Adolescents ages 12 to 15 became eligible to receive their initial series of the Pfizer/BioNTech Covid-19 vaccine in mid-May, opening vaccinations up to about 17 million additional people.

Now, about half of the 12 to 15 population — about 8.7 million — is fully vaccinated, according to data from the US Centers for Disease Control and Prevention. About 5 million of them have been fully vaccinated for more than five months and are now eligible to receive a booster shot.

Children in this age group represent about 5% of the total US population. They account for about 4% of the fully vaccinated population in the US and about 3% of those eligible to receive a booster shot, according to the latest CDC data.

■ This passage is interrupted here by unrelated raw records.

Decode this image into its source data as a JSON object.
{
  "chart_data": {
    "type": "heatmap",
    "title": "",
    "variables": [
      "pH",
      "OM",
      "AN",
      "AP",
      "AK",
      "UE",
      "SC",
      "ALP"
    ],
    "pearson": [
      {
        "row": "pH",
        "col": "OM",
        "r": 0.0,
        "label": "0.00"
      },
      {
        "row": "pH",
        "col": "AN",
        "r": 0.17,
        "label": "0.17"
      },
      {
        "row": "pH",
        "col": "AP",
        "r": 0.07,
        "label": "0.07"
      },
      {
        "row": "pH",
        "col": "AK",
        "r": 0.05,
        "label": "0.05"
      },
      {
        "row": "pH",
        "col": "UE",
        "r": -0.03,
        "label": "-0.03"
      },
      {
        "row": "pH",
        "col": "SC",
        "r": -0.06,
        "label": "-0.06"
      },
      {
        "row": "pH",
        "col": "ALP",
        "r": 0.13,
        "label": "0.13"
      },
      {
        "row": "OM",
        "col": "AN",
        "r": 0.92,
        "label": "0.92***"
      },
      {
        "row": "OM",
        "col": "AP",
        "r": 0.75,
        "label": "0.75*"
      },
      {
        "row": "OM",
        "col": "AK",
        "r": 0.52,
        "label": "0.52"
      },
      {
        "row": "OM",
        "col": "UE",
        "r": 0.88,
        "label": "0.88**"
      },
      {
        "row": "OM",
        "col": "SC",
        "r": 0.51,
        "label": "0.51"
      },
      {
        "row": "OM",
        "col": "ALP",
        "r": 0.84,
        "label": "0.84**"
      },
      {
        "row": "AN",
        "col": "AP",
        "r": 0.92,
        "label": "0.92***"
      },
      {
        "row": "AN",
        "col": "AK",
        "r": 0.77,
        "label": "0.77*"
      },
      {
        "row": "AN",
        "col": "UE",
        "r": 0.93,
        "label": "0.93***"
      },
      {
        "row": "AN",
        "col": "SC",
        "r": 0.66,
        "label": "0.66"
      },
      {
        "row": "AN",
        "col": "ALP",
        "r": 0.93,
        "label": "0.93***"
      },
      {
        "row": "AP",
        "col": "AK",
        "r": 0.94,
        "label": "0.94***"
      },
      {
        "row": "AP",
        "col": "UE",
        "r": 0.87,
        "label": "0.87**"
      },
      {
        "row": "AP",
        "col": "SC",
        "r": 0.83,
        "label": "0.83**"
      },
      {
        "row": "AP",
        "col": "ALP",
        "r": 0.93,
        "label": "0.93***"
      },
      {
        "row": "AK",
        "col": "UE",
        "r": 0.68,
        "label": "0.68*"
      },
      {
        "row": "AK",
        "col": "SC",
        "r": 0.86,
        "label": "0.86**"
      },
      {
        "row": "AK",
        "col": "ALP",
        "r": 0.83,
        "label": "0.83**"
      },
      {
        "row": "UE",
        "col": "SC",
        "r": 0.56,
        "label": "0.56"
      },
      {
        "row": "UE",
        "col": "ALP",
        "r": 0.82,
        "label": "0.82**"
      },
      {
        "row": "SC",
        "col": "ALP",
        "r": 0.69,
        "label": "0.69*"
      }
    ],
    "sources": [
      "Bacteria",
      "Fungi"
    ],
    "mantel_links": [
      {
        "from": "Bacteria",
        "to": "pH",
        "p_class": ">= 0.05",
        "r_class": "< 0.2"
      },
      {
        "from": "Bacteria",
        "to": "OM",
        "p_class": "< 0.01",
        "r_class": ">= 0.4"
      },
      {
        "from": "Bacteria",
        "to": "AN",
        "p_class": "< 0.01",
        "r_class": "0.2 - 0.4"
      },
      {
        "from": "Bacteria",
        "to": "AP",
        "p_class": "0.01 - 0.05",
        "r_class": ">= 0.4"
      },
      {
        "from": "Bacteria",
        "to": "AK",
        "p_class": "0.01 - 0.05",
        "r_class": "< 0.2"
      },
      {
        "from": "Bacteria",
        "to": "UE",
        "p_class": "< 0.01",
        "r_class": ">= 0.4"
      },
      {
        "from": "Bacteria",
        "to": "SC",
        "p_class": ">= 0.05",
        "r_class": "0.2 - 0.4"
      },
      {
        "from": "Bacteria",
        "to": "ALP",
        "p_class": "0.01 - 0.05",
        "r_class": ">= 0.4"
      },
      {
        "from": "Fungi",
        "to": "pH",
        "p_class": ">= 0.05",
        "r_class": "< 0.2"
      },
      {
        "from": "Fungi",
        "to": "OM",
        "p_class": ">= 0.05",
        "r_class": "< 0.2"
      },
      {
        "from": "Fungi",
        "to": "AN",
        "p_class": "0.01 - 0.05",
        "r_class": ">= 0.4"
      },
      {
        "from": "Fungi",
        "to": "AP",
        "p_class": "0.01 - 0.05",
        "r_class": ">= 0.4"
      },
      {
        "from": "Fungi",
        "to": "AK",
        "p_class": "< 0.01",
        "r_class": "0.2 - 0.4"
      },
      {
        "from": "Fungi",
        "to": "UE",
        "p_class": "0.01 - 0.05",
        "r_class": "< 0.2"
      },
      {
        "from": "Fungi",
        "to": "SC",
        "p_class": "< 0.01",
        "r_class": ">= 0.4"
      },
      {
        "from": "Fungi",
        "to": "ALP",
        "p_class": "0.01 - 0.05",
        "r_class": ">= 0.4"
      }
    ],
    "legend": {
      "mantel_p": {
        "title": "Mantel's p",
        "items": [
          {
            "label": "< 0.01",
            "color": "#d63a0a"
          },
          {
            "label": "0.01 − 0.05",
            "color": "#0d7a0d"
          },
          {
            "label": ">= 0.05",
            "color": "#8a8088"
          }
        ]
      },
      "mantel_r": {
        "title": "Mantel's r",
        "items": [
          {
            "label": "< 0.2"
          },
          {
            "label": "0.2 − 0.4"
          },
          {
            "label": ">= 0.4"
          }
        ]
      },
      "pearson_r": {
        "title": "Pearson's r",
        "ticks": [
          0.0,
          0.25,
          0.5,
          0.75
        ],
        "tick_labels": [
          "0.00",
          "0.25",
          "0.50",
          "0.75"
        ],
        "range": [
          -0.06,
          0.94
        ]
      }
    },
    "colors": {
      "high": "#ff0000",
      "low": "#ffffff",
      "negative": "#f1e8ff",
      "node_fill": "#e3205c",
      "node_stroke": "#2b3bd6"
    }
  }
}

In October, the CDC recommended that everyone age 16 and up who completed their initial series of the Pfizer or Moderna vaccine at least six months ago receive a booster shot, along with those who received their initial Johnson & Johnson shot at least two months ago.

The FDA also authorized a third dose as part of the primary series for certain immunocompromised children ages 5 to 11, including those who have received an organ transplant.

Overall, about 68.8 million people are fully vaccinated and boosted against Covid-19. That’s less than half of the nearly 180 million people who are eligible to receive their booster shot and about a fifth of the total US population. And at least 69 million people ages 5 and up have not received their first dose of Covid-19 vaccine, according to the latest CDC data.